According to the Oxford English Dictionary, the word means ‘Rare, choice, exotic; far-fetched, obscure.’ It is a borrowing from the French (no surprises there) and has meant, at various times, ‘affected, unnatural (1580,) ‘desirable, prized’ (1601 or earlier), and ‘unusual, well-crafted’ (1690.) I think you will agree that a recherché dish then, is one in which there are overtones of snobbish desirability. This desirability comes via some study, however, as the word is an adjectival use of the past participle of the verb rechercher, meaning ‘to research.’

The OED goes on to note that the term was common in the nineteenth century ‘esp. of meals, articles of food or drink, and dress.’ The earliest reference cited by the OED is, to my delight, a literary one:

1838   H. W. Longfellow Jrnl. 19 May in S. Longfellow Life H. W. Longfellow (1886) I. xix. 287   A quiet recherché dinner at the Albion.

I have been completely unable to find any cookery books making regular use of the term as early as 1838 however, but I feel sure we can push the date back a little further than Charles Herman Senn’s work, with a little more research.

Senn was a very prolific writer of food and cookery books. Several included the word  Recherché in the title. Yesterday we enjoyed a recipe from Recherché Luncheon and Dinner Sweets, published in 1906. I have chosen a couple of other examples for you today, from his other works.

“The recipes collected in the present volume represent the newest and most popular Entrées of the present time, and the dishes described are of the highest type of the Continental cuisine.”

My choice for you today from this book is:

Filets de Boeuf aux Bananas.
(Small fillets of Beef with Bananas.)
About 2 ½ lb. fillet of beef, 4 bananas, 1 gill cream, meat glaze, chopped parsley, pepper and salt, 2 oz. butter, 1 small onion, 2 yolks of egg, horseradish, frying fat, flour and bread-crumbs.
Trim the meat and cut it crossways into six or more even-sized fillets, pare these neatly and season with salt and pepper. Broil both sides of the fillets in butter over a quick fire for about eight minutes, take up, glaze over with meat glaze, and keep hot.
Have ready the onion finely chopped, blanched, drained, and fried without browning in the butter in which the fillets were cooked; add the cream; stir till hot (not boiling). Add the yolks of egg and let bind, then rub it through a sieve and keep hot.
Peel the bananas, slit each in two and divide in halves crossways. Dip in flour, egg, and bread-crumbs, and fry in hot clarified butter fat.
Dish up the fillets on a hot dish. Mix a little finely grated horseradish with the sauce, and put a dessertspoonful of it on top of each fillet.
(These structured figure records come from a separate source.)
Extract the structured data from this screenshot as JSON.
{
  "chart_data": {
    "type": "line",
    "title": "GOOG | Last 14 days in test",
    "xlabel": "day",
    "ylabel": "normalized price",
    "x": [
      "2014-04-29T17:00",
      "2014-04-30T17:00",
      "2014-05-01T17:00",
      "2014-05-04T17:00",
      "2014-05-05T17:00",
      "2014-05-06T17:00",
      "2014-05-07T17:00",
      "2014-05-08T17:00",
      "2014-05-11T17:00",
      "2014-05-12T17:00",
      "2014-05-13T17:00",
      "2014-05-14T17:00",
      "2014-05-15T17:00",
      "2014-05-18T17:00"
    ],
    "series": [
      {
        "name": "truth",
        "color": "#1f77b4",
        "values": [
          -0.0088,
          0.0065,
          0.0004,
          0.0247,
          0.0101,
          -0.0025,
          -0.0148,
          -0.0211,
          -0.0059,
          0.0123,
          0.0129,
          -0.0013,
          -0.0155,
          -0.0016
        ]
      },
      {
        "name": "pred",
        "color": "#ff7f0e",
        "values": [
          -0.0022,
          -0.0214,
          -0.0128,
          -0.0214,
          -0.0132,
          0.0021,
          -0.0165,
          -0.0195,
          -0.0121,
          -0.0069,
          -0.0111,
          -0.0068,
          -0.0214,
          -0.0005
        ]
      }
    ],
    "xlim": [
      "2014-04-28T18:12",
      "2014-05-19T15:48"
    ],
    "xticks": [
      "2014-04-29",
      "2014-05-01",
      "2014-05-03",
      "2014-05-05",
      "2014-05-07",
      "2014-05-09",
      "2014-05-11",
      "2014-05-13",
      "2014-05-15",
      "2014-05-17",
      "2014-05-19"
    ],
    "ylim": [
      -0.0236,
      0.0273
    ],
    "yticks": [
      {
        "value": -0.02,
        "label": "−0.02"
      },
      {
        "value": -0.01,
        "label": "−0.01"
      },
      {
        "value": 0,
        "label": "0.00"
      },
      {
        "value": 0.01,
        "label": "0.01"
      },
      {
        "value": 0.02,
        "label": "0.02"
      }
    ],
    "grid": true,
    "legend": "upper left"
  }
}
Sprinkle over a little liquid meat glaze and chopped parsley, garnish the dish with fried bananas and serve with rich brown sauce.

Another of his titles is Recherché Side Dishes: for breakfast, luncheon, dinner and supper comprising the newest hors d'oeuvre, savouries, sandwiches & salads, oriental dishes, etc. (1901.) I hope you like my choice from the book:

Curried Potatoes and Apples.
(Pommes de Terre et Pommes au Kari.)


Slice six cold potatoes. Peel and slice half the quantity of sour apples. Egg the slices of potatoes, crumb them in a mixture of breadcrumbs, chopped parsley, and curry powder, and fry in hot fat. Dust the apples with flour; egg, crumb, and fry them likewise. Dish them up alternately in the form of a border; season with Krona pepper, pile up some fried parsley in the centre, and serve.

1 comment:

SometimesKate said...

The first recipe is extremely fussy, and give the unspoken assumption you have half a dozen servants in the kitchen.